Mary McLean fought long and hard, but with varying success, for the quality buildings and boarding houses, the preparatory department, the playing fields and sports tradition of the English public school model. With a burgeoning roll threatening to overwhelm the facilities, she played a major part in the establishment of Wellington East Girls' College in 1925. When she retired in June 1926 from a well-organised modern school of 850 she was given a civic farewell in a packed town hall.
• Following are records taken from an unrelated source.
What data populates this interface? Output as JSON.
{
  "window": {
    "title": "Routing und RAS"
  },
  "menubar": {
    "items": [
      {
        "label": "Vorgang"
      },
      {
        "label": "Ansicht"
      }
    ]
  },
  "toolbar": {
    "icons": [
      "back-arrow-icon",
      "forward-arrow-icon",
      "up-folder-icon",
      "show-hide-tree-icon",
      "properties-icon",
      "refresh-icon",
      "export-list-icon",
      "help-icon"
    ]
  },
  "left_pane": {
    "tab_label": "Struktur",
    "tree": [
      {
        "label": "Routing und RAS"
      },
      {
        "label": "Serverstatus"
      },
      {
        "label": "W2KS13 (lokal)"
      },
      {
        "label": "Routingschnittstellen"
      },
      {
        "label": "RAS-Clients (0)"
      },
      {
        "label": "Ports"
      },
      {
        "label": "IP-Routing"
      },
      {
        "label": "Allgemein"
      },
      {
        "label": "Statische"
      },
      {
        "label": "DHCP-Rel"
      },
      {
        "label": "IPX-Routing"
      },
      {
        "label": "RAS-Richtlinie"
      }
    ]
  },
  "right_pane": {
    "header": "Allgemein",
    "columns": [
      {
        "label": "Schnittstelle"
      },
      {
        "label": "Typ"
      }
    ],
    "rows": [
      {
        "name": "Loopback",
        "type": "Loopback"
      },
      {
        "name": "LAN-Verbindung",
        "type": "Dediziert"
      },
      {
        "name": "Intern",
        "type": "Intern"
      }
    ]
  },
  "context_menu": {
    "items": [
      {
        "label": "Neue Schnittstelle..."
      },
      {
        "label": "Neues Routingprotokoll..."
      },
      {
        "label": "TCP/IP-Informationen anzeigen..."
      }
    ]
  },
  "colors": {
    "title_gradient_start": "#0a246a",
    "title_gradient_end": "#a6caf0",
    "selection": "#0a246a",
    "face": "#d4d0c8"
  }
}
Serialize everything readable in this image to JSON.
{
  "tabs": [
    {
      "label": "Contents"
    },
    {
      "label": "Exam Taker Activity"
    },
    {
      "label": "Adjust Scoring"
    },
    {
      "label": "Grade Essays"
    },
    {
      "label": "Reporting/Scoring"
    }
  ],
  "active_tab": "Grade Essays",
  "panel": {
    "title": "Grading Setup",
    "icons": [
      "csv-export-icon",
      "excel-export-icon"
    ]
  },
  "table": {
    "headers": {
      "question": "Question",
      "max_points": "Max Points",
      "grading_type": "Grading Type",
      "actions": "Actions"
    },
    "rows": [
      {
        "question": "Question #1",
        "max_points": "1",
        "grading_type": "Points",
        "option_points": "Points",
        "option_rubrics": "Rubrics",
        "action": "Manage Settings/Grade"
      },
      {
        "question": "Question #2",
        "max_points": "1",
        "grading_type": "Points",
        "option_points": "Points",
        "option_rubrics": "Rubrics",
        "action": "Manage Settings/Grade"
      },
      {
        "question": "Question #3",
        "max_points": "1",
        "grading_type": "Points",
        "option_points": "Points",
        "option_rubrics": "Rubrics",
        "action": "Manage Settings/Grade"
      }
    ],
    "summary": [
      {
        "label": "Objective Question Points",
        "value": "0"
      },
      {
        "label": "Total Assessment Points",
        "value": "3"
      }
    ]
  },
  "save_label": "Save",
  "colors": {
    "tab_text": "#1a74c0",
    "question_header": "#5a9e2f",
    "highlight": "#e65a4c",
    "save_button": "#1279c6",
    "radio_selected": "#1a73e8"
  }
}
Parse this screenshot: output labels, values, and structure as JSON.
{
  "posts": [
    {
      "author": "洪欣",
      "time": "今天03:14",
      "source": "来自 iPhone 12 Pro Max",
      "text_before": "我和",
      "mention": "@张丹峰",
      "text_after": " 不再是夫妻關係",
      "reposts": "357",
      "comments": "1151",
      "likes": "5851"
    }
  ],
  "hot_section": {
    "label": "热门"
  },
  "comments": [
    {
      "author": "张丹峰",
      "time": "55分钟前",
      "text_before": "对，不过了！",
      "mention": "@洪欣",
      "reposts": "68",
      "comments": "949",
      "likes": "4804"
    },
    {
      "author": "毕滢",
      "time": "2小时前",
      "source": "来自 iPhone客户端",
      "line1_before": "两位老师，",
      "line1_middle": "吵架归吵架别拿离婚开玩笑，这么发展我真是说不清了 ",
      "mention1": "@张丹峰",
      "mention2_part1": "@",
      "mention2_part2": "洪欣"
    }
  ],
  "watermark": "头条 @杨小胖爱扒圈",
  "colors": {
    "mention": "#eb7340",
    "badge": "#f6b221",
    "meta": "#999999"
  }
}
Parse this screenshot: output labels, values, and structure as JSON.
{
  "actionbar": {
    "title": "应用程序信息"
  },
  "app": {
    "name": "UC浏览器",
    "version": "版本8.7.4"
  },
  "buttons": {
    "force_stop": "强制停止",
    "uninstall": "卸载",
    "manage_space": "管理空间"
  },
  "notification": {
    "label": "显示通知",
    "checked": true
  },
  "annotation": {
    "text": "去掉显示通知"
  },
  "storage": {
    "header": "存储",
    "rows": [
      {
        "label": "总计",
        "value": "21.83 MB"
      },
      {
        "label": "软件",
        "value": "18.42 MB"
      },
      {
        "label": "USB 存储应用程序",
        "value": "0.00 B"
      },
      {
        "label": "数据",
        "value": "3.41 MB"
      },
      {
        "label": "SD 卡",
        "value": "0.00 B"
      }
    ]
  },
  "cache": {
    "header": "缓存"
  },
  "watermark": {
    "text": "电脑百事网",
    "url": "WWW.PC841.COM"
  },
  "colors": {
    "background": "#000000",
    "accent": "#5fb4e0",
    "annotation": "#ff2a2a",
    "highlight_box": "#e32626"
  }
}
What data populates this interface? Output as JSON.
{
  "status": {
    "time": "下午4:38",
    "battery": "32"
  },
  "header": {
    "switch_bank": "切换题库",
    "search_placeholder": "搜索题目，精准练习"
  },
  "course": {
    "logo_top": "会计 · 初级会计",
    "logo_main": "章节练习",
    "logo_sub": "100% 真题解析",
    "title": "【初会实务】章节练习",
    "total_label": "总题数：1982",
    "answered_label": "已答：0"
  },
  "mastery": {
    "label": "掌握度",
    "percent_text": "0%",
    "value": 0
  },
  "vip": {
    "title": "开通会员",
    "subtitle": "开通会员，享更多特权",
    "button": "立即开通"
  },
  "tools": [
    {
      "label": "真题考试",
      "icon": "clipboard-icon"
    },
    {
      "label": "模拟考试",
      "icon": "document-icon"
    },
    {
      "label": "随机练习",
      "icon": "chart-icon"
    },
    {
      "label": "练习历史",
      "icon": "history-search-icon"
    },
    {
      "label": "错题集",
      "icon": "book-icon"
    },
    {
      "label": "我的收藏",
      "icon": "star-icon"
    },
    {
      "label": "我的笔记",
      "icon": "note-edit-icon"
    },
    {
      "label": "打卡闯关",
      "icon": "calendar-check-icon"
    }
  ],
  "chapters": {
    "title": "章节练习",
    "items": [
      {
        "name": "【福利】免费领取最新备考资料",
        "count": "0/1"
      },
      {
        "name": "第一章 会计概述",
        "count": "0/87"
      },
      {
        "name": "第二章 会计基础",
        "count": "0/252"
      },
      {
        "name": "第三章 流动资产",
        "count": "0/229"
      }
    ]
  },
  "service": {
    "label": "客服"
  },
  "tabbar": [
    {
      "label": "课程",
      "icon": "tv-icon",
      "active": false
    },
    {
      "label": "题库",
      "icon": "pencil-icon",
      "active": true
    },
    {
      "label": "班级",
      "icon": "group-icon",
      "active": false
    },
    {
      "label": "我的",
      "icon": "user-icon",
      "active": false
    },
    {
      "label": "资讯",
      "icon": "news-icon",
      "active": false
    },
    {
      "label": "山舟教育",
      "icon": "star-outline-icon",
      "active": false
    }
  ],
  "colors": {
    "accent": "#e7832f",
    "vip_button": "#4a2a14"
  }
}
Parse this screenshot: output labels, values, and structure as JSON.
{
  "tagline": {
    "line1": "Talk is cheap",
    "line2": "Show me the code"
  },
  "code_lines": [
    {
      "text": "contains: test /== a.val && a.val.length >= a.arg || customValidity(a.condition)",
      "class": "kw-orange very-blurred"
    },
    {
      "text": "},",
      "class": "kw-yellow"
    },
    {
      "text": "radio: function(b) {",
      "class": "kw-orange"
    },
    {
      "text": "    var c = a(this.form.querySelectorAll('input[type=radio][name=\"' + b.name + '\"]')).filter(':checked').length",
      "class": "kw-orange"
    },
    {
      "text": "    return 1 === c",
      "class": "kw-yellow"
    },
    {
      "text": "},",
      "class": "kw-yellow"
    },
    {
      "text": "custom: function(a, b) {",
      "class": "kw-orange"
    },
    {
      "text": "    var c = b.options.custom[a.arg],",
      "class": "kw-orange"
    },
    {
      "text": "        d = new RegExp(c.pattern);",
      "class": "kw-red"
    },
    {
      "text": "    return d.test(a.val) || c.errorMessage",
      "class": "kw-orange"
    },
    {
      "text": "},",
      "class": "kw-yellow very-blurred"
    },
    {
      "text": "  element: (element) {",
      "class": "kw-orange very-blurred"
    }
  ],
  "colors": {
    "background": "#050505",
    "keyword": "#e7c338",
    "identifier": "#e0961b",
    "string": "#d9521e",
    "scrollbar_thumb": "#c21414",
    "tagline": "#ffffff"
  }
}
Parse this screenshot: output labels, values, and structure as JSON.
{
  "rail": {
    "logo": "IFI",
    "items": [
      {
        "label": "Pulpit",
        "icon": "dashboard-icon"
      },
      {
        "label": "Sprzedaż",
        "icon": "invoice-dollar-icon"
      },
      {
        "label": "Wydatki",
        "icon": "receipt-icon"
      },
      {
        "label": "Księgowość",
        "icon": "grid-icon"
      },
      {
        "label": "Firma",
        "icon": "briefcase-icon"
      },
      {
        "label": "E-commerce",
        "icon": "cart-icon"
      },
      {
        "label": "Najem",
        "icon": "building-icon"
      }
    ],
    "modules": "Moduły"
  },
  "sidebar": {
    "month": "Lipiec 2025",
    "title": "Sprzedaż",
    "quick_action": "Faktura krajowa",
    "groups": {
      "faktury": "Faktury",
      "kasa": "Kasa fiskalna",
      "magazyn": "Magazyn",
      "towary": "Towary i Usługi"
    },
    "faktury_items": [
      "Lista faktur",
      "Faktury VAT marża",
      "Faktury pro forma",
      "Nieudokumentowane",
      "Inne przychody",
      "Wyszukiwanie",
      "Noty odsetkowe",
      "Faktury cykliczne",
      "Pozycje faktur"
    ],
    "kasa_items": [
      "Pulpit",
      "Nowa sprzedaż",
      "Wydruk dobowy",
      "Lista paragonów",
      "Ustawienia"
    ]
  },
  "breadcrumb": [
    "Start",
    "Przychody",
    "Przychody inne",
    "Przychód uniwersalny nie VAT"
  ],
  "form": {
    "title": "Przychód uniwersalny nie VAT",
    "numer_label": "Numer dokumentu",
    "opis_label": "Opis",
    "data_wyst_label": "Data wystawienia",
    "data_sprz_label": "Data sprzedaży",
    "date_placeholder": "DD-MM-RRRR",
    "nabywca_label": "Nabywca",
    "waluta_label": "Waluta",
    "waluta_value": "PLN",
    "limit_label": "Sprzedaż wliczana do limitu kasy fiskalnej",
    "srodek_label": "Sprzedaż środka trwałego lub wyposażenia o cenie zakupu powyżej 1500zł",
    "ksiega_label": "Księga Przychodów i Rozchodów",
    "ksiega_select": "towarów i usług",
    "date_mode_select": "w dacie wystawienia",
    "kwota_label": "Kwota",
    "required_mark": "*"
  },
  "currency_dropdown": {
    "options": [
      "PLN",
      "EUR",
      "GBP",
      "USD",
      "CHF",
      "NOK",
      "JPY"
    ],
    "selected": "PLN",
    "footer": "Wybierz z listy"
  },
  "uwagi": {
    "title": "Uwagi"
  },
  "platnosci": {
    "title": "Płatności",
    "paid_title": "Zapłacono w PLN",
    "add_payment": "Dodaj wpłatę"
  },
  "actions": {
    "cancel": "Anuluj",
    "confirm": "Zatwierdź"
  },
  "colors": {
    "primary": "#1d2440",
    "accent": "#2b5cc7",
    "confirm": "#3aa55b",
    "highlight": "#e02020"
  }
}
In 1928 she travelled to London to receive the CBE at Buckingham Palace.
Returning to Wellington McLean found renewed expression for her moral and social vision, particularly through the Women's Social Progress Movement, which she founded in 1929. Enlisting the aid of the wives of national and civic leaders, the movement campaigned on such issues as temperance, censorship and women's representation, by such means as political lobbying, public meetings and home discussion groups. In the depression years of the 1930s it also took up relief issues and activities. It faded rapidly when the New Zealand Labour Party's 1935 victory brought a new government to power.
For most of her years in Wellington Mary lived with her bachelor brother, Henry, and her unmarried sister, Agnes, both of whom predeceased her. She died at her home on 9 February 1949.